I won’t sit here and say that my graphics are perfect or that there aren’t any ways I can improve on them because:
That isn’t true
I don’t want it to be true
As I said, it’s a very rewarding feeling to look at the pretty end product you just created, but that isn’t where the true fun of data visualization is derived. The good stuff is the painstaking, incremental, frustrating, exhilarating process. And, without endless iteration, let’s face it, the graphics would suck.
A couple of weekends ago, I had the incredible opportunity to go to the inaugural American Soccer Insights Summit in Houston, Texas, and present on stage as part of a research competition. Seven groups (including my own) were given some SkillCorner data, a month to complete a project, and then less than ten minutes to present the findings at the summit. In retrospect, the presentation was probably harder than the project — how do you fit all that information into such a tiny window?
Well, if you’re me, you find the SkillCorner presentation font, download the file, load it into matplotlib, find the hex code for the signature SkillCorner green, and cook up some visualizations.
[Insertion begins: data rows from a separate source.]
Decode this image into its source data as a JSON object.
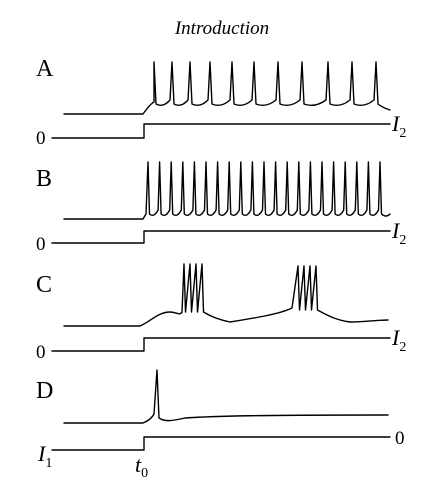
{
  "title": "Introduction",
  "panels": [
    {
      "letter": "A",
      "level_label_right": "I",
      "level_label_right_sub": "2",
      "level_label_left": "0"
    },
    {
      "letter": "B",
      "level_label_right": "I",
      "level_label_right_sub": "2",
      "level_label_left": "0"
    },
    {
      "letter": "C",
      "level_label_right": "I",
      "level_label_right_sub": "2",
      "level_label_left": "0"
    },
    {
      "letter": "D",
      "level_label_right": "0",
      "level_label_left": "I",
      "level_label_left_sub": "1"
    }
  ],
  "onset_label": "t",
  "onset_label_sub": "0"
}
About a minute after I walked off stage and took my seat,
started talking, and everyone — including myself — forgot all about wingers and wingbacks. His speech, titled “Numbers Talk — Now Make Them Tell a Story,” is probably a much better articulation of many of the above thoughts than I could possibly write. Overall, one sentiment stuck with me: at the end of the day, you can’t let data drive the narrative. Every creator, whether analyst or scientist or writer, must use the data as a tool, not the other way around.3Ultimately, if you spend enough time building a good graphic, you become, in a sense, a storyteller. When I got up on stage in Houston, it didn’t matter whether I’d run six XGBoost models or plugged some numbers into an abacus; all anyone cared about was how I presented it. It’s the exact same principle for data visualization — you have to display the data well.
At a certain point, we all must ask ourselves: “Is this really worth it?” You may believe that spending an extra hour, or two hours, or ten hours on something just so that it looks good isn’t worth it.4 That’s okay. You have to ask yourself the following questions, though:
“Why do people want to look at data visualizations?”
“How do you tell a good story in a graphic?”
The answer to both is beauty.
Sometimes, I sound like I’m performing a really elaborate satire of the “creating shareholder value” character, but I promise that’s not what this is. I kind of wish it was, to be honest.
I don’t have data to back this up (*gasp*); this is just based on my own experience. I’d also add that the general level of annoyance and immediate revulsion is usually much higher for AI-generated “art.” I’m a hater; sue me.
I’m referring specifically to Data Scientists, Analysts, and Writers in this sentence. I am not arguing that scientific fields should treat data as a tool rather than a driver. Also, I would love to hear alternate opinions on this if anyone feels strongly against this viewpoint.
I will admit that I’m still too easily wrapped up in things that are largely inconsequential (trying to build a custom loading bar that would appear on screen for all of five seconds, for example), but for every rabbit hole that goes nowhere, there are three that add real value to whatever I’m working on.
Fellow data geek here, but oh boy am I in the minor leagues! Can't wait to see what's next on this journey.